FORT COLLINS, Colo. (Reuters) - Despite heavier-than-expected ending stocks for U.S. corn and especially soybeans, speculators in the most recent week were buyers of Chicago corn and moderate sellers of soybeans. That was partially supported by bullish sentiment in other markets including wheat, soybean oil and energy.

A wheat field is seen at Langley farm, during a good harvest season due to a cool spring, in Shelbyville, Kentucky, U.S. June 29, 2021. REUTERS/Amira Karaoud/File Photo

Money managers in the week ended Oct. 5 added nearly 6,000 CBOT corn futures and options contracts to their net long position, which reached 250,596 contracts. That is according to data published Friday afternoon by the U.S. Commodity Futures Trading Commission.

That week included the U.S. Department of Agriculture’s quarterly grain stocks report, which showed Sept. 1 corn inventory a bit larger than analysts thought. Just prior to that data, funds had staged their largest corn buying week since December, possibly bracing for bullish figures.

Most-active corn futures rose 0.9% through Oct. 5, but they drifted more than 1% lower in the last three sessions. Friday’s settle of $5.30-1/2 per bushel is 6.6% above the recent low set Sept. 10.

Traders are awaiting USDA’s next outlook on the U.S. corn and soybean harvest, due Tuesday at noon EDT (1600 GMT). The market sees corn yield a hair lower than last month’s forecast.

SOYBEANS AND PRODUCTS

U.S. soybean yield is expected to rise from the prior number given strong reports in many states so far. The Sept. 1 U.S. soybean supply was much larger than expected, topping all trade estimates and setting up for a boost in ending stock projections for the current marketing year.

Most-active soybeans slid 2.1% in the week ended Oct. 5, reaching the lowest point since December 2020. Money managers in that period reduced their net long in CBOT soybean futures and options to 49,453 contracts, a cut of just under 10,000 contracts. Funds had also bought beans before quarterly stocks, though to a lesser degree than in corn.

Soy futures dropped fractionally between Wednesday and Friday, though investors may not be ready to dump the oilseed yet due to strength in soybean oil futures, which on Friday hit the highest level since Aug. 17.

U.S. crude oil and gasoline futures on Friday both closed at their highest levels since October 2014 amid the global energy squeeze.
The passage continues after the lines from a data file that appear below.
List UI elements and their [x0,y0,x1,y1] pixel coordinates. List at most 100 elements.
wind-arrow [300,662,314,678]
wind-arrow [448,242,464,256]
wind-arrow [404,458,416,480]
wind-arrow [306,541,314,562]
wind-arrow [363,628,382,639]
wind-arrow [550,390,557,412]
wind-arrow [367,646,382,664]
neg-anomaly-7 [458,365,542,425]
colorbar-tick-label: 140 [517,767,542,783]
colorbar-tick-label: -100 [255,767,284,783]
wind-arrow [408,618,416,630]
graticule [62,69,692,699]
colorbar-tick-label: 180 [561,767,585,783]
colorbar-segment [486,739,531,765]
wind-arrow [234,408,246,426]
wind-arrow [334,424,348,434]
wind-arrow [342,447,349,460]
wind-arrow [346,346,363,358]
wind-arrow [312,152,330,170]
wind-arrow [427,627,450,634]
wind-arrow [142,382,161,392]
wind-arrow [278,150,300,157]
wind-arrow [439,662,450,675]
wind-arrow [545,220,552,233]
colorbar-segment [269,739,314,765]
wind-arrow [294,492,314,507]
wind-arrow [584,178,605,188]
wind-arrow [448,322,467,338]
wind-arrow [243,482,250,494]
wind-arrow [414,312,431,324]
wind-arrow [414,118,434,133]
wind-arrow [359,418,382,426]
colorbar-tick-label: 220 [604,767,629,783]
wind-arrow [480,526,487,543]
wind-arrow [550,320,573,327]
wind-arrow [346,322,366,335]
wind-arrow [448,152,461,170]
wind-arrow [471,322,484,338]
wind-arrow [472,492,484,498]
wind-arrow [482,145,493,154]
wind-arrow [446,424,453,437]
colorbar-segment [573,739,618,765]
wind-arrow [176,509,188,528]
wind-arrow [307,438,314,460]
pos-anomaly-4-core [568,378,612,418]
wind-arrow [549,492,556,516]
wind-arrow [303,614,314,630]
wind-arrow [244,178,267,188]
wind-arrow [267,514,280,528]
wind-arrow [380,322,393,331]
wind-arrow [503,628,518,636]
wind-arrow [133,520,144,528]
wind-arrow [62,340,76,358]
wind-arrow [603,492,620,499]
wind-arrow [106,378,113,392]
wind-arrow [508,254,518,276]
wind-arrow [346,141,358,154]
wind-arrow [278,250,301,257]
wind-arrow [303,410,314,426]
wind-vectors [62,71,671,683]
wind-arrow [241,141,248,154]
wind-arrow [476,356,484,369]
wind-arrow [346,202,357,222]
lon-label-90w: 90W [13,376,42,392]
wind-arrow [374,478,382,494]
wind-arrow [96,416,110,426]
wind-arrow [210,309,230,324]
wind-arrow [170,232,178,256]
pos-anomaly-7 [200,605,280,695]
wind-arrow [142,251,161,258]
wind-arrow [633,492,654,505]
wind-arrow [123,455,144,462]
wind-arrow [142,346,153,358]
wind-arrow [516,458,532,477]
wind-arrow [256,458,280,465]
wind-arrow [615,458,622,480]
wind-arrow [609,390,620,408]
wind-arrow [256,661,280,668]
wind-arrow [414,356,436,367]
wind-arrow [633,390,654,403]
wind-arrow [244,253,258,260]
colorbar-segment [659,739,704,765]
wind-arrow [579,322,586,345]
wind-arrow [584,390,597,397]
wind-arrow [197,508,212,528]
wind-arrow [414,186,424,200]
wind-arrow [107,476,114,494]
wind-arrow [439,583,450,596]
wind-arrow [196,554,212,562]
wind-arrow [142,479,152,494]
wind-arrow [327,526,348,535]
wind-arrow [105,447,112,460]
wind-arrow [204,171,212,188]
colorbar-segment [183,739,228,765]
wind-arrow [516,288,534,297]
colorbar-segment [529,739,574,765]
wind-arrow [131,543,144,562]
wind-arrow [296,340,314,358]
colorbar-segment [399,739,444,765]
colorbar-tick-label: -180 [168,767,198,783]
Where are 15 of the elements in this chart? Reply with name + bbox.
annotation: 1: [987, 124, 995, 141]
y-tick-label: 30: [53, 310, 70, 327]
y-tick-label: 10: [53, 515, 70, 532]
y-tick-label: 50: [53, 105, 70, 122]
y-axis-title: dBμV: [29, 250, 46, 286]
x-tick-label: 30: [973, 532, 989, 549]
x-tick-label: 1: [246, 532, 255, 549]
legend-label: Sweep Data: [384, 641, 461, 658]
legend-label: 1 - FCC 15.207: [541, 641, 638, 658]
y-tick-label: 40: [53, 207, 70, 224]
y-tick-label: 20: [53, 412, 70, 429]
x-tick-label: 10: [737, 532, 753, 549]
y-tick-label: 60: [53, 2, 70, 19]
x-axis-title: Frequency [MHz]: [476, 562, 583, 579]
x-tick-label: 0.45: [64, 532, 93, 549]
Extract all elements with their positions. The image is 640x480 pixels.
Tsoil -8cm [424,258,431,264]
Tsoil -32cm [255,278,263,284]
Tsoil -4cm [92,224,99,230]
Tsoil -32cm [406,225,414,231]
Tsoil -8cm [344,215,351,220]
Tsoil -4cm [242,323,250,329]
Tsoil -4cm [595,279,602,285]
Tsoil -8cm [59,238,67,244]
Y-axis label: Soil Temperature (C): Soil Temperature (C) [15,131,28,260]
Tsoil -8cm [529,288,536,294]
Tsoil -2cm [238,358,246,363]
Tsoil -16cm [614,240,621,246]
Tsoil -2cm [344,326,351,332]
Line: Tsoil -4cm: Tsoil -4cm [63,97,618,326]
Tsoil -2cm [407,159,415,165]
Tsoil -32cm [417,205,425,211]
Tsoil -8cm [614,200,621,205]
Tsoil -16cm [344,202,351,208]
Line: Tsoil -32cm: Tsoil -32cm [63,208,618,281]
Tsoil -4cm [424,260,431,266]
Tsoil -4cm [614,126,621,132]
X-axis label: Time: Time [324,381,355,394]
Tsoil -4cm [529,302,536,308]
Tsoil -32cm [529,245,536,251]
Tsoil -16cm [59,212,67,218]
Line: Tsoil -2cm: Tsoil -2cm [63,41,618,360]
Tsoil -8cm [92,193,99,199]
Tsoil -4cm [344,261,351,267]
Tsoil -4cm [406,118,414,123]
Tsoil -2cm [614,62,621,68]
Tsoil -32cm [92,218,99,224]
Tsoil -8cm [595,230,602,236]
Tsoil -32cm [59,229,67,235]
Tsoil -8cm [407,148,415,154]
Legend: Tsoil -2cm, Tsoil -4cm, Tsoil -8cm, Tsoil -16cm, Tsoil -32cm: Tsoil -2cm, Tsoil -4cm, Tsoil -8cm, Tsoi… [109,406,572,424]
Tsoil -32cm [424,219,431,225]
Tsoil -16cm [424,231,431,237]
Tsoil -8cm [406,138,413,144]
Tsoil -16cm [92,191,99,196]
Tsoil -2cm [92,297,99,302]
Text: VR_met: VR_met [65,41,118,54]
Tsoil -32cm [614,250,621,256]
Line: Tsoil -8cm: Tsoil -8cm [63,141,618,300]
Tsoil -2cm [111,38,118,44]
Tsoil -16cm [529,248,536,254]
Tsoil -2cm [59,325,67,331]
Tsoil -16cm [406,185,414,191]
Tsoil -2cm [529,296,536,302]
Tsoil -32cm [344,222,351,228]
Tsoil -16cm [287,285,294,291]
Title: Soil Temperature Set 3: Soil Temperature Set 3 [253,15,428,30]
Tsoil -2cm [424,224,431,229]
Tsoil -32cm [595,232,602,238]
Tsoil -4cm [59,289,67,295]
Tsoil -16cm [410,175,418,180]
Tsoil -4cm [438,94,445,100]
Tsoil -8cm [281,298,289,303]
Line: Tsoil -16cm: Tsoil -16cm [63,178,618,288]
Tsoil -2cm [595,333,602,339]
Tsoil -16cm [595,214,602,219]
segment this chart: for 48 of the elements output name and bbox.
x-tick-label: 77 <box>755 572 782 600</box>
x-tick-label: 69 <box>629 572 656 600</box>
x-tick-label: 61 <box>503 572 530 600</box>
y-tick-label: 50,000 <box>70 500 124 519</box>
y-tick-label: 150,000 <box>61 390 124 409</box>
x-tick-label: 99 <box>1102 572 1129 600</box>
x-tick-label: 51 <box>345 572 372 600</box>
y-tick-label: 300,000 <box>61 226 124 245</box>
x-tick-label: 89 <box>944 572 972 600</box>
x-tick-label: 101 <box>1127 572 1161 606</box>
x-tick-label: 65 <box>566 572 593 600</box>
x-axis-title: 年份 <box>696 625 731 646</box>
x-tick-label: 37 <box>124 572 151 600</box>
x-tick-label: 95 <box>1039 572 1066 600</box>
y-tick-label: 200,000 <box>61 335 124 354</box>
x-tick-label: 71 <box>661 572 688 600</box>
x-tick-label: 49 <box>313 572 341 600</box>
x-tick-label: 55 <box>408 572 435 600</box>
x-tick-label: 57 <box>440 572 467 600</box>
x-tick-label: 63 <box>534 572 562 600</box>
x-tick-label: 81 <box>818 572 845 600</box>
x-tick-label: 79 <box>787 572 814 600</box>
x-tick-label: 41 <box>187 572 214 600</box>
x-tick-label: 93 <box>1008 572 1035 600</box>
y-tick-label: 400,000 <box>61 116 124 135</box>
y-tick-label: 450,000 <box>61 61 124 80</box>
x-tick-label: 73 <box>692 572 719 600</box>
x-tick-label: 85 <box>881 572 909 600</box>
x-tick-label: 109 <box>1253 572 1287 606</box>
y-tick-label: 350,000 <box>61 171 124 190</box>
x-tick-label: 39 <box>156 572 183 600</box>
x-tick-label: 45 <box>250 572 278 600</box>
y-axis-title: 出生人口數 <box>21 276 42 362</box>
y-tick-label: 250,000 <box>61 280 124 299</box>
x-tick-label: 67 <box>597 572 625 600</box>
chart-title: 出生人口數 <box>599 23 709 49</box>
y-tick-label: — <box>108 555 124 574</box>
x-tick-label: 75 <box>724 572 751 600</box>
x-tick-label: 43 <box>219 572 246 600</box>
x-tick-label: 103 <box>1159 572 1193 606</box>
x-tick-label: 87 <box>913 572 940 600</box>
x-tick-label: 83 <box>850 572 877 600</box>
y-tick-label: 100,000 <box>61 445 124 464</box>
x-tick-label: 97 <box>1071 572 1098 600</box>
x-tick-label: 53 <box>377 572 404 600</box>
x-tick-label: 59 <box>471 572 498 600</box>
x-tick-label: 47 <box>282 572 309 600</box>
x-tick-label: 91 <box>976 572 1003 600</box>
Malaysian palm oil futures on Friday set an all-time high.

Soybean oil futures are well off June’s record, though the most-active soybean meal contract on Friday hit its lowest point since September 2020 at $318 per short ton. Meal futures ended last week about 32% off the year’s high set in January.

Strong oil and weak meal have caused a surge in CBOT oilshare, which measures soyoil’s share of value in the soy products. Money managers have been bullish the oilshare since early in 2020, though that optimism surged past 100,000 contracts in the latest week.

Through Oct. 5, money managers boosted their net short in CBOT soybean meal futures and options to 32,064 contracts from 14,964 in the previous week. During the same period, their net long in soybean oil jumped to 75,178 contracts from 47,490 a week earlier, funds’ strongest buying week in more than two years.

WHEAT

Wheat has recently supported grain futures as Sept. 1 U.S. stocks were smaller than predicted and supplies in top exporter Russia have come up short. Most-active CBOT wheat jumped 5.4% in the week ended Oct. 5, reaching the highest price since mid-August and the highest for the time of year since 2012.

Money managers during that week flipped to a net long position of 5,212 CBOT wheat futures and options contracts from a net short of 9,815 a week earlier. That was mostly on the addition of longs.

They also increased their Kansas City wheat net long by nearly 4,000 to 49,946 contracts, their most bullish stance in seven months. Funds added 549 contracts to their Minneapolis wheat net long, which reached 15,337 futures and options contracts as of Oct. 5.

The opinions expressed here are those of the author, a market analyst for Reuters.